Então, ensinando como devemos nos comportar diante desta quebra de etiqueta, a patroa acrescenta: Ah, não tive dúvida. Chamei ela num canto e conversei, com jeito, que é para não ofender, entende? Porque também não se pode ter um inimigo em casa, melhor é usar do bom entendimento, percebe?

- Olha aqui, Alcina, não fica bem você ficar aí sentada na sala de visitas. Não que eu me importe, mas pode chegar alguém. E se Ernesto [namorado da patroa] aparece para jantar? Não fica bem, entende? Se você quiser assistir TV, veja no quarto das meninas[6].


A autora também traz exemplos de como esse imaginário é reproduzido pelas crianças (filhas dos patrões):


Pauline [4 anos]: Sabe, a Inês falou que a mãe dela disse que a gente não pode usar o banheiro da empregada.

Jurema: Por quê?

Pauline [5 anos]: Porque empregada tem doença na bunda.

Inês: É, a minha mãe explicou que se a gente senta no vaso onde a empregada senta, a gente pega doença, porque elas têm doença na bunda[7].

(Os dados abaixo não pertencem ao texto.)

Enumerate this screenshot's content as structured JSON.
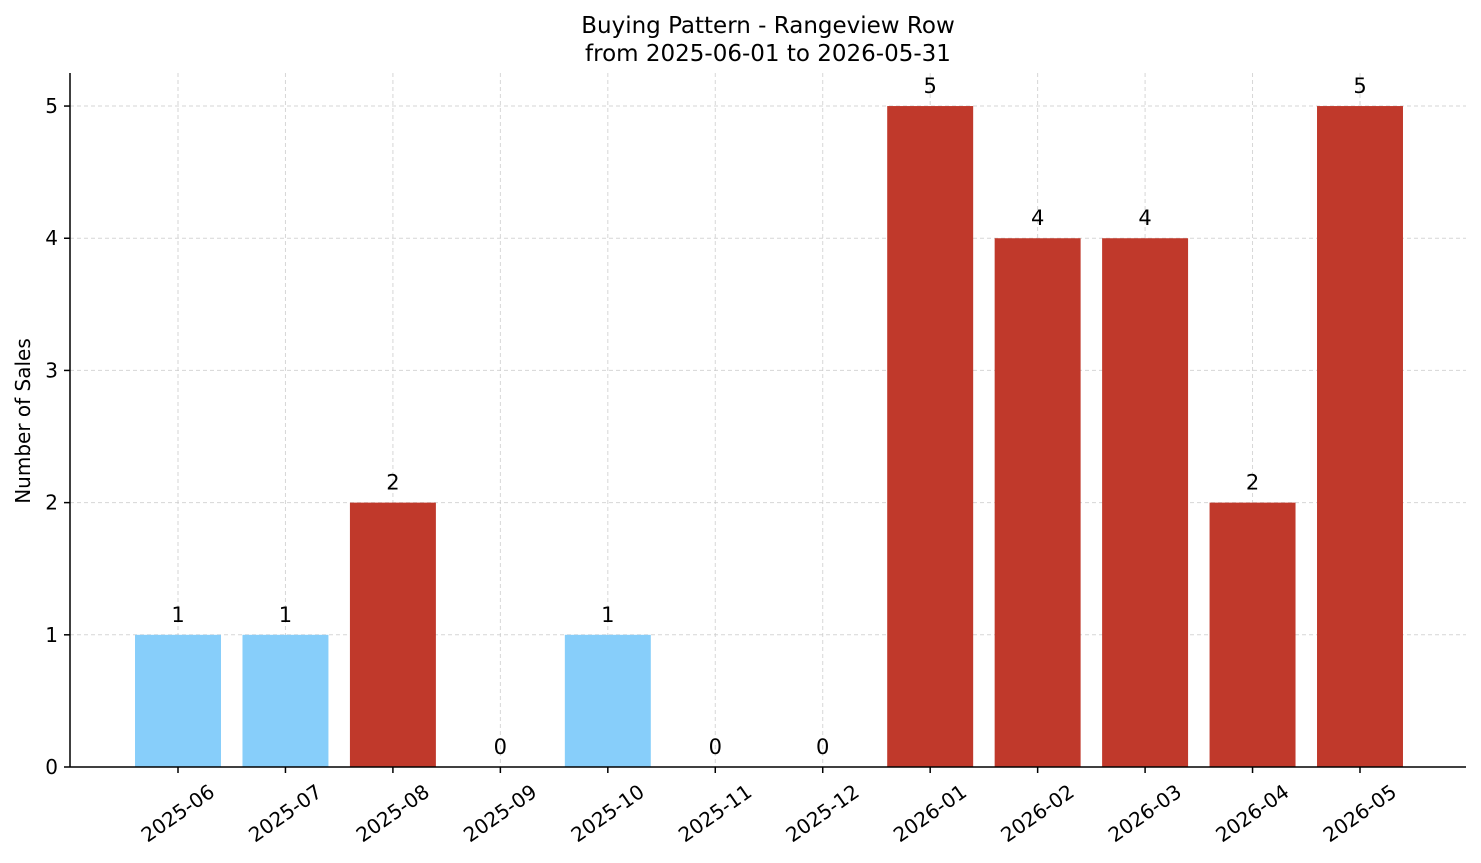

Do ponto de vista material, um exemplo concreto dessa desvalorização do trabalho doméstico é a forte resistência à Emenda Constitucional n.72 (mais conhecida como “PEC das Domésticas”), a qual prevê a equiparação dos direitos dos trabalhadores domésticos ao dos demais trabalhadores rurais e urbanos. Isto é, socialmente não se considera o trabalho doméstico como merecedor de remuneração e direitos equiparáveis aos dos demais trabalhadores.


Felizmente, existem indícios de que a mentalidade está mudando desde os últimos 20 anos e personagens como Jéssica, que contestam o status quo e reivindicam uma posição de simetria e igualdade estão ganhando espaço político – o que pode ser exemplificado pela própria aprovação da PEC das Domésticas.




Recomendação cinematográfica

Conhece o documentário “Domésticas” (2012)? Veja aqui.



Referências:

[1] Trabalho doméstico no Brasil: afetos desiguais e as interfaces de classe, raça e gênero. Marta Rodriguez e Márcia Lima, 2015.


[2] Afeto e desigualdade: gênero, geração e classe entre empregadas domésticas e seus empregadores, Jurema Brites, 2007.


[3] Afeto e desigualdade: gênero, geração e classe entre empregadas domésticas e seus empregadores, Jurema Brites, 2007.


[4] The Maid’s Rood: a tale of unchanging apartheid in a changing domestic space. Edja Trigueiro e Viviane Cunha, 2015.


[5] Afeto e desigualdade: gênero, geração e classe entre empregadas domésticas e seus empregadores, Jurema Brites, 2007.


[6] Afeto e desigualdade: gênero, geração e classe entre empregadas domésticas e seus empregadores, Jurema Brites, 2007.


[7] Afeto e desigualdade: gênero, geração e classe entre empregadas domésticas e seus empregadores, Jurema Brites, 2007.